#1) Included in All Centralized HVAC Systems
While all centralized HVAC systems have ductwork, not all of them have dampers. Dampers are typically found in zoned HVAC systems. With a zoned HVAC system, you can control the temperature of different parts of your home, such as the ground floor and the second level. Each controllable part is a zone. Zoning is achieved with dampers that block and reroute conditioned air to where it’s needed.
#2) Located Near Supply Vents
Some homeowners assume that HVAC dampers are located near supply vents. In most HVAC systems, they are found closer toward the evaporator coil and blower within the ductwork. By installing HVAC dampers farther away from the supply vents, they are able to block more air.
#3) Require Manual Operation
There are both manually operated HVAC dampers and automatic HVAC dampers. Manually operated HVAC dampers typically feature a lever. You can pull this lever to open or close them. To prevent air from entering a ductwork conduit, for instance, you can close the HVAC damper. Automatic HVAC dampers, conversely, open and close automatically in response to the thermostat settings.
#4) Not Worth the Cost
HVAC dampers aren’t free, but they are oftentimes a smart investment.

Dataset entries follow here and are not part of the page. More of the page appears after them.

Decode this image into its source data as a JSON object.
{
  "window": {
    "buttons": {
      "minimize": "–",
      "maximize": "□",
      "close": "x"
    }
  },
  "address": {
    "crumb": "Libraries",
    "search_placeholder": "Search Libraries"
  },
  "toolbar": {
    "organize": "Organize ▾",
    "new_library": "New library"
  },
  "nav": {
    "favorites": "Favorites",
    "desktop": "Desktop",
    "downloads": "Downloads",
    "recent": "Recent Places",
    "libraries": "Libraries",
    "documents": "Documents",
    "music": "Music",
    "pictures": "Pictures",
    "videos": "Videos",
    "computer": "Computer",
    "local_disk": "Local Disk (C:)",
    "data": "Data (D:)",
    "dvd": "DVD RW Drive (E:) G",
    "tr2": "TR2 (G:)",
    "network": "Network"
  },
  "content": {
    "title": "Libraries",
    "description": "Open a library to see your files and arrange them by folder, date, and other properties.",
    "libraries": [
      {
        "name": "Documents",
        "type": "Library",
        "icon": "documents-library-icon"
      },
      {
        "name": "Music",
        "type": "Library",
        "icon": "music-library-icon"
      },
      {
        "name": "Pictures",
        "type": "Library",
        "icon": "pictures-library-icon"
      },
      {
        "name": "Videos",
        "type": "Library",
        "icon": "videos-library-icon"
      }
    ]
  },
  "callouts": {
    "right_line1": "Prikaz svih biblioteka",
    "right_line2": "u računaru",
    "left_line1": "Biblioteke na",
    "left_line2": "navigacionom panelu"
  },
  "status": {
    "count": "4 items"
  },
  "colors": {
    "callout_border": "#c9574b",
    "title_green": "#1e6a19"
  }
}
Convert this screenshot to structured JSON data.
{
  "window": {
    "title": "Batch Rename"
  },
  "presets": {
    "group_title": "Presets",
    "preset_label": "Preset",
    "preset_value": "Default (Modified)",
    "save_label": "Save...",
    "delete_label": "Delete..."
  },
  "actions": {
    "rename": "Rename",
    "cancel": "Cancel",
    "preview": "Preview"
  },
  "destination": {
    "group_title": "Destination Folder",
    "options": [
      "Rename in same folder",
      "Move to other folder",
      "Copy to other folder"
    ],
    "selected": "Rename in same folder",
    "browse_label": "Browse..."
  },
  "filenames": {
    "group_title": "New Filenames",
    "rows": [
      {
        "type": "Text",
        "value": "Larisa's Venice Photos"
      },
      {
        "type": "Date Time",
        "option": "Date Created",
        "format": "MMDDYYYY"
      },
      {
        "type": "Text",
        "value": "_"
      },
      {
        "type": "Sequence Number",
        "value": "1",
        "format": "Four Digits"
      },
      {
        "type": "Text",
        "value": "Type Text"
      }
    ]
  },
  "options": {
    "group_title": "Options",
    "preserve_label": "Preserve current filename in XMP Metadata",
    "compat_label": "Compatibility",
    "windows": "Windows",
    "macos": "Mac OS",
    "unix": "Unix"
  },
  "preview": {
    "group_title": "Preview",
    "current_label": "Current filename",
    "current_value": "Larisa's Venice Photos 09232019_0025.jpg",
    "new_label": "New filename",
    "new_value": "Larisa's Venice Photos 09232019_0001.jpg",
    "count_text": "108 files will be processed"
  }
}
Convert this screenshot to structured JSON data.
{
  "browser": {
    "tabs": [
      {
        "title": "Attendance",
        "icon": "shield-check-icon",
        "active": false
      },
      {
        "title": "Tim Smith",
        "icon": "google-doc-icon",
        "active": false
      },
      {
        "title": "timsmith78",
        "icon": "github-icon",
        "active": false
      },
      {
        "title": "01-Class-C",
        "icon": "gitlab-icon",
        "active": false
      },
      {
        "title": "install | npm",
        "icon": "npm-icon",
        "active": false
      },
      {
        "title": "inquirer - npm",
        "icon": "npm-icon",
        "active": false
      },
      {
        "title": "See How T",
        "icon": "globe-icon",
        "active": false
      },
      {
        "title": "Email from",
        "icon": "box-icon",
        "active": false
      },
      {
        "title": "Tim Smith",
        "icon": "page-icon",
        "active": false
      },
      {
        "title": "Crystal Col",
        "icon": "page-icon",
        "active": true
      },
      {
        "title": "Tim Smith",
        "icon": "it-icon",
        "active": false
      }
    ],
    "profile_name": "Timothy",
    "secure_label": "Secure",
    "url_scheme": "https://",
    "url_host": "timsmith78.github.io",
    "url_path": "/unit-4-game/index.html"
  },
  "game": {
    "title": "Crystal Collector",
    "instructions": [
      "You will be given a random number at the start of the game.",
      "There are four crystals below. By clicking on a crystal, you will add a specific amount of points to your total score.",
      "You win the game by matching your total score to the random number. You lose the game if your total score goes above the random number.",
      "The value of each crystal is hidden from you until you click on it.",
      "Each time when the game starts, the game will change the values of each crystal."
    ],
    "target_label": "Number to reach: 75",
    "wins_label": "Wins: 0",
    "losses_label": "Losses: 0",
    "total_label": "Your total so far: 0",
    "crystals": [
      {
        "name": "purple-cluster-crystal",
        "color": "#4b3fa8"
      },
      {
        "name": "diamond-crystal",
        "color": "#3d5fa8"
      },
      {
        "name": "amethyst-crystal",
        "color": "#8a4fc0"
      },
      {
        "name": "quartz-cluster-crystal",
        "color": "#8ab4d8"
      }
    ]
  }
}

They will make your HVAC system more energy efficient. HVAC dampers will separate your home into zones. If a floor or zone is unoccupied, you don’t need to cool or warm it. Therefore, you’ll save money on cooling and heating expenses.
#5) All HVAC Dampers Are the Same
There are many different types of HVAC dampers. They are all designed to control the passage of air. Nonetheless, some HVAC dampers feature a different design than others. Common types of HVAC dampers include butterfly, modulating, collar and blade. Each type features a unique design that sets it apart from the rest.
#6) Best to Leave Open
You shouldn’t necessarily leave HVAC dampers open. If they are open, conditioned air will pass through them and into the connected rooms. Other parts of your home will then receive less conditioned air, which could result in higher cooling and heating expenses. To take advantage of their energy-savings properties, you should typically close the dampers connected to unoccupied rooms.